Para Casellato, por mais difícil que seja conviver com a ausência de quem amamos, disfarçar ou distorcer a realidade pode ser muito perigoso para a saúde mental, pois adia e potencializa a dor e compromete o ajustamento à vida e as relações sociais.
Fragilidade facilita em crença no irreal
Em meio a um luto é esperado querer revisitar passado e bons momentos compartilhados com quem se foi por meio de recordações, como fotos, gravações, peças de roupas. "Mas mexer nessas coisas, que também podem ter pertencido ao falecido, é bem diferente de acreditar em um clone criado a partir da IA e interagir com ele", adverte Eduardo Perin, psiquiatra pela Unifesp. "Fragilizado, pode se sair da realidade."
A depender da "energia" depositada no contato com pertences e das interpretações, também pode se ter problemas. "Quem foca demais no que já viveu ou teve, tende a se tornar alguém recluso e repetitivo sem perceber, podendo achar que a vida de antes era melhor, e desenvolver depressão e compulsões. Por isso, deve ser encorajado para seguir em frente e se abrir para o novo", explica Leide Batista, psicóloga pela Faculdade Castro Alves, em Salvador.

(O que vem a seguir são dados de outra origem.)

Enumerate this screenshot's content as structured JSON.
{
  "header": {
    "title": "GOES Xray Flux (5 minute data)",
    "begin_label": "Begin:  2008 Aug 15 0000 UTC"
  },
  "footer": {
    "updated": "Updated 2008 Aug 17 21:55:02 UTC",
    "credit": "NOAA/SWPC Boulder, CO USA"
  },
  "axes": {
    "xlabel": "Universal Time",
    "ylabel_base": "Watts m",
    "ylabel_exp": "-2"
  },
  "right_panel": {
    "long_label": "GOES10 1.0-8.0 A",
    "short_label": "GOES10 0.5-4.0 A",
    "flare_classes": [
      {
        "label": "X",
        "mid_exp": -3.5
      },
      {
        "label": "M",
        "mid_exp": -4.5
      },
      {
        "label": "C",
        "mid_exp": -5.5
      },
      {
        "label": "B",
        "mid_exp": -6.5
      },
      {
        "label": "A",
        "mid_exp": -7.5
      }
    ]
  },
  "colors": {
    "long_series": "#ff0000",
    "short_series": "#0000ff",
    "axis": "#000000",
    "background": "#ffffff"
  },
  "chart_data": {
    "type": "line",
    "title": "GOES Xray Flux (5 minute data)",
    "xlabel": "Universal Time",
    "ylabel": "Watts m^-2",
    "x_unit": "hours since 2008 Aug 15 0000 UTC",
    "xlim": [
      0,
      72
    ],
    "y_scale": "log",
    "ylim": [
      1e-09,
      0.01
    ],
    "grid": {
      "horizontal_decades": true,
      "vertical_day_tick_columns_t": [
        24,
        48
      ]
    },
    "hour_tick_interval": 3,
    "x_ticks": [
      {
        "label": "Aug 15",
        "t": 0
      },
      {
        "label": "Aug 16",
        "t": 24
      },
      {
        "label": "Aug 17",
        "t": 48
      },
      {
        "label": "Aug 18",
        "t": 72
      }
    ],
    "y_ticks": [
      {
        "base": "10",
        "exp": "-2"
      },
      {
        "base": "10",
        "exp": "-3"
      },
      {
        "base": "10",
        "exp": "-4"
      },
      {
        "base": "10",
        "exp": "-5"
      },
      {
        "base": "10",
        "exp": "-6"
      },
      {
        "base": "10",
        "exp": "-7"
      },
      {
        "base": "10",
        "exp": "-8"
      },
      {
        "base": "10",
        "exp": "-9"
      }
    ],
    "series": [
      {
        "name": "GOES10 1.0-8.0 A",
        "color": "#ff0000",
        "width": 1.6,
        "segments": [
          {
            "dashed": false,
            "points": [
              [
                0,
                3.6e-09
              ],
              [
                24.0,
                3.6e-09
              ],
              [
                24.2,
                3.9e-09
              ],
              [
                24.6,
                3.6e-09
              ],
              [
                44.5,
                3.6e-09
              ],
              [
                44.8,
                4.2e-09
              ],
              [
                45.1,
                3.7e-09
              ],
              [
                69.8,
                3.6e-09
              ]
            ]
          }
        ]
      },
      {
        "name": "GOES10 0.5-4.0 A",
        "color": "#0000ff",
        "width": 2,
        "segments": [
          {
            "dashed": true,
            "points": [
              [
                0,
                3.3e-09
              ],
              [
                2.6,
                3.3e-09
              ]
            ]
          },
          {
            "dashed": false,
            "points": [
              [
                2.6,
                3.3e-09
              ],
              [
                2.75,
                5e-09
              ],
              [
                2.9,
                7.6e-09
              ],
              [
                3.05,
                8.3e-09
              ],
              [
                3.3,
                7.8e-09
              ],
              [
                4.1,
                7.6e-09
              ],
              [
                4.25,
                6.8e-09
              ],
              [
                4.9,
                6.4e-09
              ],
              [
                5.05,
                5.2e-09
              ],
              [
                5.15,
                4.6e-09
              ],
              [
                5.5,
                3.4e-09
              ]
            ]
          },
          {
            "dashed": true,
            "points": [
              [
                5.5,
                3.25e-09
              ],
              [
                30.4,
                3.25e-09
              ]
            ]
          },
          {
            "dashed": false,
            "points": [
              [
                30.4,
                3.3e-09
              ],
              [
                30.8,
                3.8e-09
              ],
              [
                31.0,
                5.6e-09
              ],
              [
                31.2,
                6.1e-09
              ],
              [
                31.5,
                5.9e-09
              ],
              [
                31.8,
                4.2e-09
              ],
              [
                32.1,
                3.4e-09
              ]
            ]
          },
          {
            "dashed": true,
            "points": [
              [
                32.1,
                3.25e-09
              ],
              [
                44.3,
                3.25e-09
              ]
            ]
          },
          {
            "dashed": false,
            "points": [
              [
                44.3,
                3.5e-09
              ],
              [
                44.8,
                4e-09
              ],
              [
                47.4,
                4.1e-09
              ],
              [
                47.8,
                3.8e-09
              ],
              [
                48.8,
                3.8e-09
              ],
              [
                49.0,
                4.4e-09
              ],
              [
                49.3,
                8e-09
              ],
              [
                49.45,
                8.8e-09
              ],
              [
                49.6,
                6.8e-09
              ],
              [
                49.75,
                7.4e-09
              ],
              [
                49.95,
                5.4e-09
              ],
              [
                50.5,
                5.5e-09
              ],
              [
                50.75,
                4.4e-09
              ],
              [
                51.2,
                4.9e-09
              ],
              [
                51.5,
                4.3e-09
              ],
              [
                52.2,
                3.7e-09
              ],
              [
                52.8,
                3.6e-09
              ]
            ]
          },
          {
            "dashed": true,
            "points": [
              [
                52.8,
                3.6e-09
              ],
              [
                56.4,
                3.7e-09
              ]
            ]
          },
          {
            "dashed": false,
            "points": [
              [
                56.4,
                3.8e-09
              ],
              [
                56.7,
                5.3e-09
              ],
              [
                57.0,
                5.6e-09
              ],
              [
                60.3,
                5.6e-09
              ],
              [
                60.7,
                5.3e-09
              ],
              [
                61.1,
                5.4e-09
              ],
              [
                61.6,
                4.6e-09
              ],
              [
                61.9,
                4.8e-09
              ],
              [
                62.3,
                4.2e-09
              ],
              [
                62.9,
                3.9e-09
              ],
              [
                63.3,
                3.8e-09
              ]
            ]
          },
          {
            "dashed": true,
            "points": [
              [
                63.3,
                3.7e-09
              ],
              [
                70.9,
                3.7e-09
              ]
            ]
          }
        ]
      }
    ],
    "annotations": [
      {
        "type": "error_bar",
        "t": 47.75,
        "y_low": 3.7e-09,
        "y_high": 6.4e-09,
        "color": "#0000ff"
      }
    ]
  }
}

À medida que novos acontecimentos aparecem, o que se viveu de doloroso tende a ficar para trás. Mas, para tirar proveito, por assim dizer, da ação do tempo, é necessário que o sujeito em sofrimento se deixe levar e se distancie dos gatilhos que disparam seu sofrimento. O luto é muito individual, então dores, traumas podem durar de semanas a meses, ou até anos. Com dificuldades, é preciso receber ajuda logo de início, para que esse processo não se prolongue.
Pode ser objeto de estudo
Aplicativos que se propõem a recriar digitalmente quem já morreu deveriam ser experimentados primeiro para se obter informação para compreender, debater e estudar cientificamente esse fenômeno, opina Perin. "Sem intervenção de profissionais de saúde mental, não são indicados para tratar e superar os processos de luto. Mas caso propusessem reflexões, como programas de suporte claramente dispostos a ajudar, talvez tivessem um lado positivo", avalia Perin.
Para a psicóloga Gabriela Casellato, poderia ser uma estratégia útil em casos de perdas súbitas e violentas nas quais não se teve a chance de concretizar a morte e se despedir, mas a pessoa precisaria ser conduzida por um profissional especializado para usar o app na medida certa. Portanto, não dá para afirmar, sem acompanhar os próximos desdobramentos da inteligência artificial na sociedade, de que direcioná-la ao luto será de um todo negativo.
Por ora, sabe-se apenas que não substitui pessoas nem o trabalho sério feito por psiquiatras e psicólogos, que são habilitados, respectivamente, em diagnosticar, prescrever medicamentos, quando necessário, e, na psicoterapia, ajudar pacientes a compreender e vivenciar todos os estágios do luto e lidar com sentimentos de raiva, tristeza, culpa, negação, desesperança. A resolução da perda é complexa e ocorre aos poucos, hoje com muita conversa e escuta reais.